Wiesendanger can no longer claim that Drosten “deliberately deceived the public”. The judges did not see any “sufficient connecting facts” in Wiesendanger’s argument for this statement. However, they considered his formulations that Drosten would spread “untruths” and run a “disinformation campaign” to be permissible: This was a mere “counterstrike” after Drosten and other researchers had published a statement in which similar formulations could be found. This one in the journal lancet The published text contradicted the laboratory thesis spread by Wiesendanger, according to which the corona virus could have been grown in a Chinese laboratory.

in one SZ interview Christian Drosten had immediately after the publication in Cicero spoken of “baseless allegations” and announced in early March that to defend themselves legally. “This slander has an upward curve. I don’t have to and won’t put up with it,” he said at the time.

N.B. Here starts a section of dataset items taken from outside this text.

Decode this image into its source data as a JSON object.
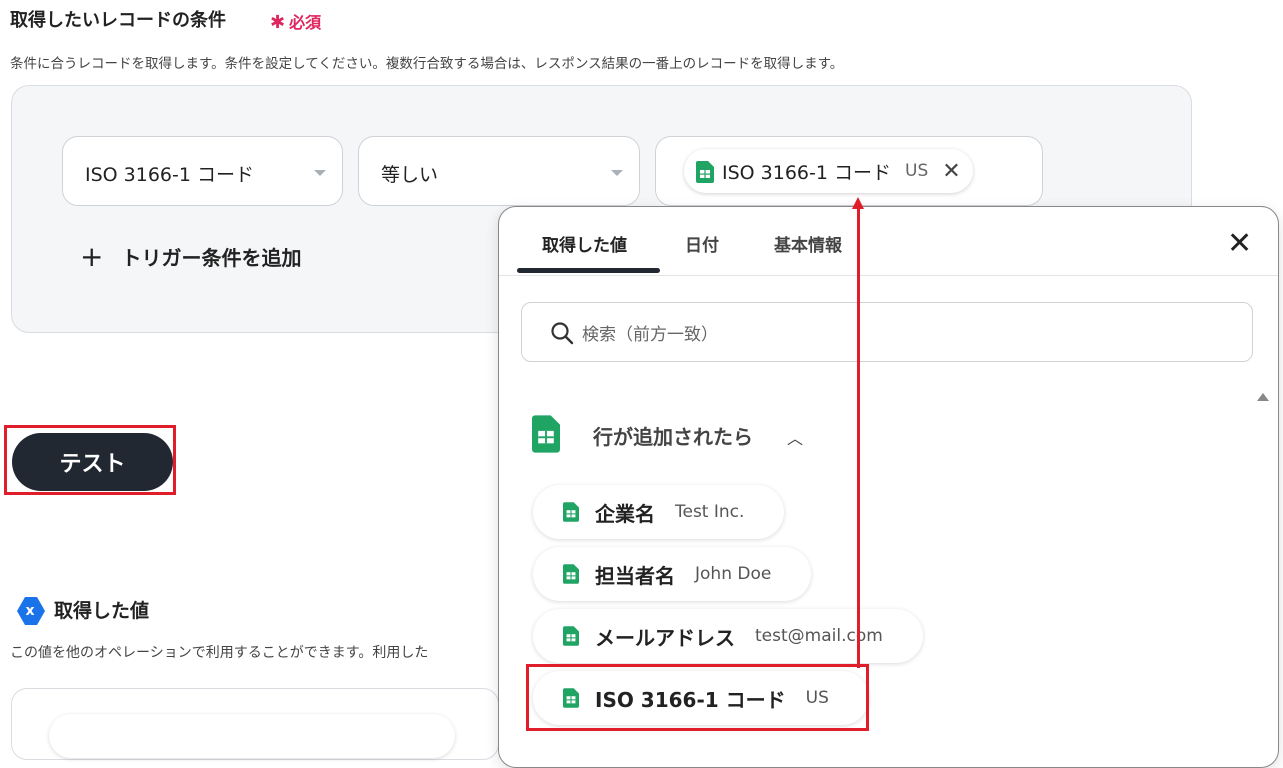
{
  "condition": {
    "title": "取得したいレコードの条件",
    "required_label": "必須",
    "description": "条件に合うレコードを取得します。条件を設定してください。複数行合致する場合は、レスポンス結果の一番上のレコードを取得します。",
    "field_select": "ISO 3166-1 コード",
    "operator_select": "等しい",
    "value_chip": {
      "label": "ISO 3166-1 コード",
      "value": "US",
      "icon": "sheets-icon"
    },
    "add_label": "トリガー条件を追加"
  },
  "test_button": "テスト",
  "values_section": {
    "title": "取得した値",
    "description": "この値を他のオペレーションで利用することができます。利用した"
  },
  "popup": {
    "tabs": [
      "取得した値",
      "日付",
      "基本情報"
    ],
    "active_tab": 0,
    "search_placeholder": "検索（前方一致）",
    "group": {
      "title": "行が追加されたら",
      "icon": "sheets-icon"
    },
    "items": [
      {
        "label": "企業名",
        "value": "Test Inc."
      },
      {
        "label": "担当者名",
        "value": "John Doe"
      },
      {
        "label": "メールアドレス",
        "value": "test@mail.com"
      },
      {
        "label": "ISO 3166-1 コード",
        "value": "US"
      }
    ]
  },
  "colors": {
    "accent_red": "#e01e2b",
    "required_pink": "#e0245e",
    "sheets_green": "#1fa463",
    "dark_button": "#222832",
    "info_blue": "#1a73e8"
  }
}
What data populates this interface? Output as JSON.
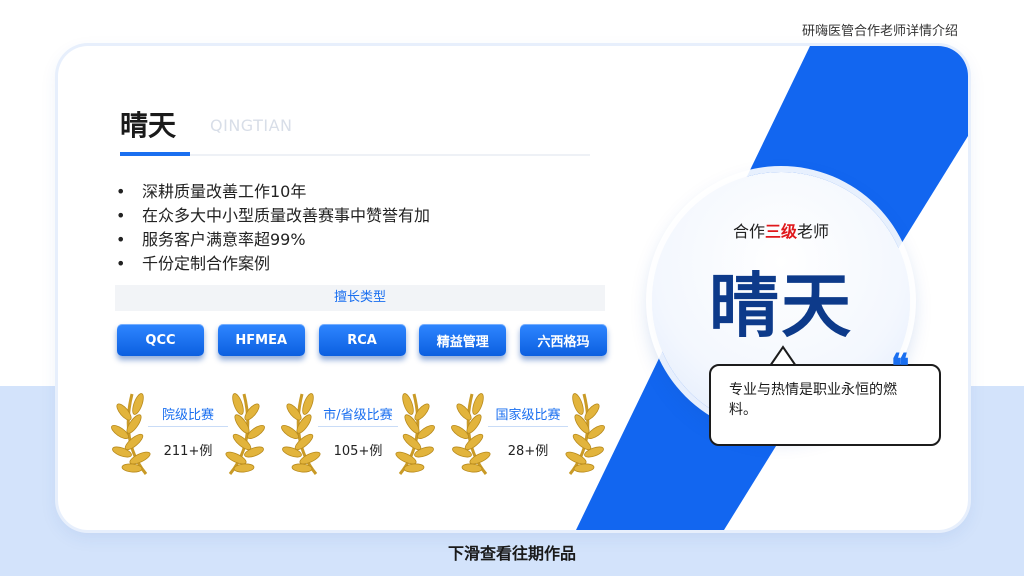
{
  "header": {
    "caption": "研嗨医管合作老师详情介绍"
  },
  "profile": {
    "name": "晴天",
    "name_en": "QINGTIAN",
    "bullets": [
      "深耕质量改善工作10年",
      "在众多大中小型质量改善赛事中赞誉有加",
      "服务客户满意率超99%",
      "千份定制合作案例"
    ]
  },
  "skills": {
    "header": "擅长类型",
    "tags": [
      "QCC",
      "HFMEA",
      "RCA",
      "精益管理",
      "六西格玛"
    ]
  },
  "awards": [
    {
      "label": "院级比赛",
      "count": "211+例"
    },
    {
      "label": "市/省级比赛",
      "count": "105+例"
    },
    {
      "label": "国家级比赛",
      "count": "28+例"
    }
  ],
  "badge": {
    "prefix": "合作",
    "level": "三级",
    "suffix": "老师",
    "name": "晴天"
  },
  "quote": {
    "text": "专业与热情是职业永恒的燃料。"
  },
  "footer": {
    "caption": "下滑查看往期作品"
  },
  "colors": {
    "accent": "#1a6ff0",
    "highlight": "#e0181c",
    "name_dark": "#0d3a8a",
    "band": "#d3e3fb",
    "laurel": "#e2b43c"
  }
}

Drosten had already opposed the fact that in January world reasoned in the form of a question as to whether he based his statements on the frequency of contact between children at school “on general experiences” “like those every layman collects in everyday life”. The regional court in Hamburg considered this a rhetorical question and issued an injunction.

The fact that the current decision of the district court is neither a victory for Drosten nor a complete defeat for Wiesendanger is shown by the division of costs: the virologist and the physicist have to share the court costs. However, when asked, Wiesendanger’s lawyer said that he also wanted to object to the statements now prohibited by the court – with one exception, in which the court believes that Wiesendanger made a “misquote”. The physicist referred to a statement by Drosten in his podcast and probably refrains from further challenge here.